Bava Metsia, chapitre 5, Michna 7. Dans cette Michna, nous revenons sur l'interdiction de niveau rabbinique de "pessika al haperot" - la conclusion de contrats à terme, où le vendeur reçoit un paiement immédiat en échange de la livraison future d'une marchandise. Les Sages ont interdit cela dans des circonstances normales, bien qu'il ne s'agisse pas ici d'un prêt mais d'une simple transaction commerciale, et que ce ne soit certainement pas une interdiction de la Torah. La raison en est que la transaction ressemble et est perçue comme un prêt, et qu'elle risque même de nuire au vendeur, de la même manière qu'un prêt à intérêt mord l'emprunteur.

Comment cela se présente-t-il ? L'acheteur paie au vendeur cent aujourd'hui, et le vendeur doit lui fournir dans un mois dix gallons d'huile. Au cours de ce mois, le prix de l'huile peut augmenter, et lorsque le vendeur fournira les dix gallons, leur valeur sera de deux cents. Certes l'acheteur est gagnant, mais le principal sujet de préoccupation est le vendeur : il a pris l'argent maintenant et fournit la marchandise plus tard, et cela ressemble à rendre ce qu'il a reçu avec un supplément - la transaction lui coûte cher et c'est lui qui en pâtit.

C'est pourquoi les Sages ont déclaré que, puisque la chose ressemble à un intérêt et est vécue comme un intérêt, elle est interdite de niveau rabbinique - à moins que l'une de deux conditions fondamentales ne soit remplie, et c'est ce dont traite notre Michna.

La première condition - "yech lo" :

Cette condition n'est pas si explicite dans la Michna. "Yech lo" signifie que la marchandise vendue se trouve actuellement dans le stock du vendeur : les dix gallons d'huile sont dans son entrepôt, et bien qu'il ne les fournisse que le mois prochain, ils sont en sa possession dès maintenant.

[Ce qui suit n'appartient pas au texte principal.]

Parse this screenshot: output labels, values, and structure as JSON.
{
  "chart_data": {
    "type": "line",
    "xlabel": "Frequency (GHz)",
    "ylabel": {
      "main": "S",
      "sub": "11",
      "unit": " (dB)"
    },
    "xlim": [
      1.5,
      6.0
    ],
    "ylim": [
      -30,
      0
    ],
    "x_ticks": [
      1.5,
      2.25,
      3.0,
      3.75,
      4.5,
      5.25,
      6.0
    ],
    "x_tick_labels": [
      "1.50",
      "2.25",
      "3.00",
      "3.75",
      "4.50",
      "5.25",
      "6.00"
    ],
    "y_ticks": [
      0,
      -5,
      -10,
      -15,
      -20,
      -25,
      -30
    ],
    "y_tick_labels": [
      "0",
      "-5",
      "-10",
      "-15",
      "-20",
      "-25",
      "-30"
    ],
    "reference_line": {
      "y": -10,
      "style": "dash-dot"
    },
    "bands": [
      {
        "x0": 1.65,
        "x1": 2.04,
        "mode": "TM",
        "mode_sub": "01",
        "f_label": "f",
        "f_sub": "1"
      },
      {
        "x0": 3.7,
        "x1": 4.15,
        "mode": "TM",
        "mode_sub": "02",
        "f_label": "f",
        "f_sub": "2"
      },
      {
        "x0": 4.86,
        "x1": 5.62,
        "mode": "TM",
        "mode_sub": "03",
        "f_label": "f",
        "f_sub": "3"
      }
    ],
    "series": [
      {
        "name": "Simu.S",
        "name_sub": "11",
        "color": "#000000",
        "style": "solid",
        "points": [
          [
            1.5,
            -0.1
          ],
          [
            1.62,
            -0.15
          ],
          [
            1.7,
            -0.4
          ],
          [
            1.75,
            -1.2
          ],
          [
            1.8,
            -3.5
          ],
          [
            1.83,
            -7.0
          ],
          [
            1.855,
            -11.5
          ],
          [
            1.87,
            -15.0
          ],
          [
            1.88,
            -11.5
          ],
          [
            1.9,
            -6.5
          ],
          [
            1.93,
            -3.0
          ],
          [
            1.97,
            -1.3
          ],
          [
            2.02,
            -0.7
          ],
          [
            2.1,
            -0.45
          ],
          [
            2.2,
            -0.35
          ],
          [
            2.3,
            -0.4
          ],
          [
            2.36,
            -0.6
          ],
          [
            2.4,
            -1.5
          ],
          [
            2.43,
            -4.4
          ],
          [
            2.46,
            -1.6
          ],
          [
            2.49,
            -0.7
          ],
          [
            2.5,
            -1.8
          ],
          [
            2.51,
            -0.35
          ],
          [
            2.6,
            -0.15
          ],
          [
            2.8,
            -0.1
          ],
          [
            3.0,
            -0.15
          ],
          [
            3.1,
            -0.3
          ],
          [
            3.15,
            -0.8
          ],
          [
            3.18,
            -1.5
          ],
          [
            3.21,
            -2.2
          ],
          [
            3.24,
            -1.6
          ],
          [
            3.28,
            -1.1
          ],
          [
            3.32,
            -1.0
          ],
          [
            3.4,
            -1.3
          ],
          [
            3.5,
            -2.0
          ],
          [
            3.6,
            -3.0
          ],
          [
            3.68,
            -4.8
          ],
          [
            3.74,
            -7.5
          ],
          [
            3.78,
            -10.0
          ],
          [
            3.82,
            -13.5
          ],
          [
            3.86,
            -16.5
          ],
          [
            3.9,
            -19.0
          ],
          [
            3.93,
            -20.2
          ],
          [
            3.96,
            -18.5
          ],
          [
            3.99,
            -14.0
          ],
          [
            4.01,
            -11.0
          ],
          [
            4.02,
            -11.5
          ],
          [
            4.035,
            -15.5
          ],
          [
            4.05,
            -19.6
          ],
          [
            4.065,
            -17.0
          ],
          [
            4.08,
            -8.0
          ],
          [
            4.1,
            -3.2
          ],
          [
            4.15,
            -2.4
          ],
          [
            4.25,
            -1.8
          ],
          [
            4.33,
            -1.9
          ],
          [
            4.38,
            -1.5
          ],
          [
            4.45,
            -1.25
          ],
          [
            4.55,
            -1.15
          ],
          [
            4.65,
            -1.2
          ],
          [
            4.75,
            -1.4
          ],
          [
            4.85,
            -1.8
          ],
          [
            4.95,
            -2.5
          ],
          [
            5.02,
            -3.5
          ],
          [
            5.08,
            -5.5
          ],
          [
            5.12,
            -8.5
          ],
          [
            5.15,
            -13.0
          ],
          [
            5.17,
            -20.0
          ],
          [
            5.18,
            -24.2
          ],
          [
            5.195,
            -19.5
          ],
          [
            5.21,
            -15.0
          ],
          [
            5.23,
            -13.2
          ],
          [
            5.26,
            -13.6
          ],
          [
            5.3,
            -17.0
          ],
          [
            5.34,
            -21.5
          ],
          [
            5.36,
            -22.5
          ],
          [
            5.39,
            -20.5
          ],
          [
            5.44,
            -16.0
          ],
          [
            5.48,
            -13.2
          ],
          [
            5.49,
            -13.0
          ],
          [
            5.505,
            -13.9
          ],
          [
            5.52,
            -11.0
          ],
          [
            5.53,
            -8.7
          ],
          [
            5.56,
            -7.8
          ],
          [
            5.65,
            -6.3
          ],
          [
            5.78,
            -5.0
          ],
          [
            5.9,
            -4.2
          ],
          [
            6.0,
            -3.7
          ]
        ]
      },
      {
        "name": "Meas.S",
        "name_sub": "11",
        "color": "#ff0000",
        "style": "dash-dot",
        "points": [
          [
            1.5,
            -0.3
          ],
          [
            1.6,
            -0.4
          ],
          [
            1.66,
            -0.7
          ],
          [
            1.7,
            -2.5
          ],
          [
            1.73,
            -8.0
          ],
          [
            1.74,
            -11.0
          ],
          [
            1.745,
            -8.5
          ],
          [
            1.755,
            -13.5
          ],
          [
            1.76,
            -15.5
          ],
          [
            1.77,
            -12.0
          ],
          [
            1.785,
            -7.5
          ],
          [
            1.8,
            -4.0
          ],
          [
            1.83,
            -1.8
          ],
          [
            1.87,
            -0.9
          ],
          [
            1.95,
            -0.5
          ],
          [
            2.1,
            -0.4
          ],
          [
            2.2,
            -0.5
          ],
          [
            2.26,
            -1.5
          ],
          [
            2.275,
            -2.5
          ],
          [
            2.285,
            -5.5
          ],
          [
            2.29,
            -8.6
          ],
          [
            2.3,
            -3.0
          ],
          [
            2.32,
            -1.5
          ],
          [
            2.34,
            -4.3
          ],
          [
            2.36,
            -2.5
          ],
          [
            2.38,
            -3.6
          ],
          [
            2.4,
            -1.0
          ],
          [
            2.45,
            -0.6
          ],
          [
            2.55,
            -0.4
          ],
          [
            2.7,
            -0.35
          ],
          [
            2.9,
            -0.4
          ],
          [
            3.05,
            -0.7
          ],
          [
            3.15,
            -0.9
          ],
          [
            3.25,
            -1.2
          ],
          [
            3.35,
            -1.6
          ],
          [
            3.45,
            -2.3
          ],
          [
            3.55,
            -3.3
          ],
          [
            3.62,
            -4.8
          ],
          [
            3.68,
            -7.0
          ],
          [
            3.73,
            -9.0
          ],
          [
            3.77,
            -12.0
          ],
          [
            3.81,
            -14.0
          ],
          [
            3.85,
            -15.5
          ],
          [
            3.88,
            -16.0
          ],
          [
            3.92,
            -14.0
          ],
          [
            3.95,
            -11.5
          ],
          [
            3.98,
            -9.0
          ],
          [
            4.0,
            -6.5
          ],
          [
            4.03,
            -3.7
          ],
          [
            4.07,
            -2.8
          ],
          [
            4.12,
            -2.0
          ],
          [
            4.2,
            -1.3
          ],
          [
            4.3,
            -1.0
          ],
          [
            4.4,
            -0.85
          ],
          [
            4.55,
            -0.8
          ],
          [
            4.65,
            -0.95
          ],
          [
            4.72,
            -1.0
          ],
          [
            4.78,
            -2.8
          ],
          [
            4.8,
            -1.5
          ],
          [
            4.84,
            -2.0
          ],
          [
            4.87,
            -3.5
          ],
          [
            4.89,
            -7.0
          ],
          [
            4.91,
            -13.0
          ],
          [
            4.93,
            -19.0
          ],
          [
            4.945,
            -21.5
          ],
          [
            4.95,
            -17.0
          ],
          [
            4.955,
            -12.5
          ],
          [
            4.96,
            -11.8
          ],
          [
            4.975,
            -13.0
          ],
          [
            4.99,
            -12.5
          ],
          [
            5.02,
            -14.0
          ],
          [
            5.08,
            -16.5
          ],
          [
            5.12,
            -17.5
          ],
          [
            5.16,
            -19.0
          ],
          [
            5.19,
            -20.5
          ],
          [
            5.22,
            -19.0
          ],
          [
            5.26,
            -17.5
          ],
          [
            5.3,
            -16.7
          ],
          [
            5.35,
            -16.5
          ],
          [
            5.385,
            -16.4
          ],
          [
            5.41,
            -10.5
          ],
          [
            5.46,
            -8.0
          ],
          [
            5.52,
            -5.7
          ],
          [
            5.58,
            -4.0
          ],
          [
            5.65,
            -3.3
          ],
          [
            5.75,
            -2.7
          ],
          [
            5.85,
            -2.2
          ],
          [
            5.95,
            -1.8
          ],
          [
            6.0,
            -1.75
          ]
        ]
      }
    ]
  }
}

Pour cette raison, lorsque l'acheteur donne les cent dollars, les Sages considèrent que c'est comme si le vendeur lui avait remis l'huile immédiatement, et n'avait repoussé que la livraison effective à une date ultérieure.

Certes, l'acheteur ne devient pas le propriétaire de l'huile, car pour une acquisition, il faut un acte tel que la Hagbaha (le soulèvement) ou un autre acte d'acquisition, ce qu'il n'a pas fait. De plus, bien qu'en principe il ait le droit de se rétracter tant qu'un acte d'acquisition n'a pas été accompli, s'il le fait, il subira la sanction de "Mi chépara" - une malédiction des Sages, selon laquelle le Saint béni soit-Il, qui a puni la génération du Déluge et la génération de la Dispersion, punira à l'avenir celui qui ne tient pas sa parole, s'engage dans une transaction, paie son argent et le réclame ensuite. C'est pourquoi la transaction est considérée comme pratiquement conclue.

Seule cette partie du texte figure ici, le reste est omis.